All as expected...until I rename the columns. The colnames aren't all showing up correctly! The colnames change, but they only show up for the third variable, not the fourth variable.
var_tab[4] <- ifelse(var_tab[4] == var_tab[3], 1, 0)
colnames(var_tab)[3:4] <- c("model", "base")
> var_tab
coef p model V4
1 1 0.1 one 0
2 2 0.1 two 0
3 3 0.1 three 1
4 4 0.1 four 0
> colnames(var_tab)
[1] "coef" "p" "model" "base"
The problem can be solved by renaming column 4 before recalculating it, so the problem is easily avoidable.
colnames(var_tab)[3:4] <- c("model", "base")

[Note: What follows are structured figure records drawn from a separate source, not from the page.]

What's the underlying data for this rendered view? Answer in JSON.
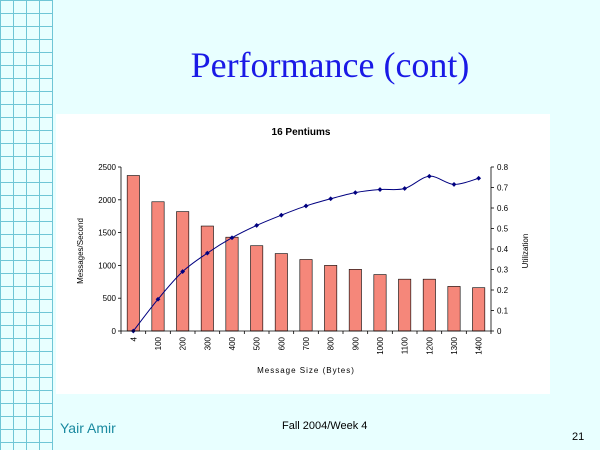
{
  "slide": {
    "title": "Performance (cont)",
    "footer_left": "Yair Amir",
    "footer_center": "Fall 2004/Week 4",
    "page_number": "21"
  },
  "colors": {
    "background": "#e8ffff",
    "grid_lines": "#6fc6d6",
    "title": "#1a1ae6",
    "bar_fill": "#f5877a",
    "line": "#000080"
  },
  "chart_data": {
    "type": "bar",
    "title": "16 Pentiums",
    "xlabel": "Message Size (Bytes)",
    "ylabel": "Messages/Second",
    "y2label": "Utilization",
    "categories": [
      "4",
      "100",
      "200",
      "300",
      "400",
      "500",
      "600",
      "700",
      "800",
      "900",
      "1000",
      "1100",
      "1200",
      "1300",
      "1400"
    ],
    "ylim": [
      0,
      2500
    ],
    "yticks": [
      "0",
      "500",
      "1000",
      "1500",
      "2000",
      "2500"
    ],
    "y2lim": [
      0,
      0.8
    ],
    "y2ticks": [
      "0",
      "0.1",
      "0.2",
      "0.3",
      "0.4",
      "0.5",
      "0.6",
      "0.7",
      "0.8"
    ],
    "grid": false,
    "legend": "none",
    "series": [
      {
        "type": "bar",
        "axis": "left",
        "values": [
          2370,
          1970,
          1820,
          1600,
          1430,
          1300,
          1180,
          1090,
          1000,
          940,
          860,
          790,
          790,
          680,
          660
        ]
      },
      {
        "type": "line",
        "axis": "right",
        "values": [
          0.0,
          0.155,
          0.29,
          0.38,
          0.455,
          0.515,
          0.565,
          0.61,
          0.645,
          0.675,
          0.69,
          0.695,
          0.755,
          0.715,
          0.745
        ]
      }
    ]
  }
}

var_tab[4] <- ifelse(var_tab[4] == var_tab[3], 1, 0)
> colnames(var_tab)
[1] "coef" "p" "model" "base"
> var_tab
coef p model base
1 1 0.1 one 0
2 2 0.1 two 0
3 3 0.1 three 1
4 4 0.1 four 0
Though I can avoid the problem, I still cannot understand what solved the problem. And I cannot find any other reference to this issue. It vaguely reminds me of the R floating number problem. Does anyone here know what caused my colnames to not be applied to the dataframe?
Thanks in advance for your help!
CodePudding user response:
After your setup
var_tab <- data.frame(coef=c(1:4), p=rep(0.1, 4))
var_tab <- cbind (var_tab, c("one", "two", "three", "four"))
var_tab[4] <- "three"
note the difference between
str(var_tab[4] == var_tab[3])
str(var_tab[[4]] == var_tab[[3]])
The first one returns a data.frame. When you assign a data.frame with a single column to a column of a data frame, then things get weird. The outer data frame has a name for the column that contains a data frame. That inner data frame has its own name for its column.
If you assign a clean vector to a column of a data.frame then you don't have this problem.
So you should use
var_tab[4] <- ifelse(var_tab[[4]] == var_tab[[3]], 1, 0)
colnames(var_tab)[3:4] <- c("model", "base")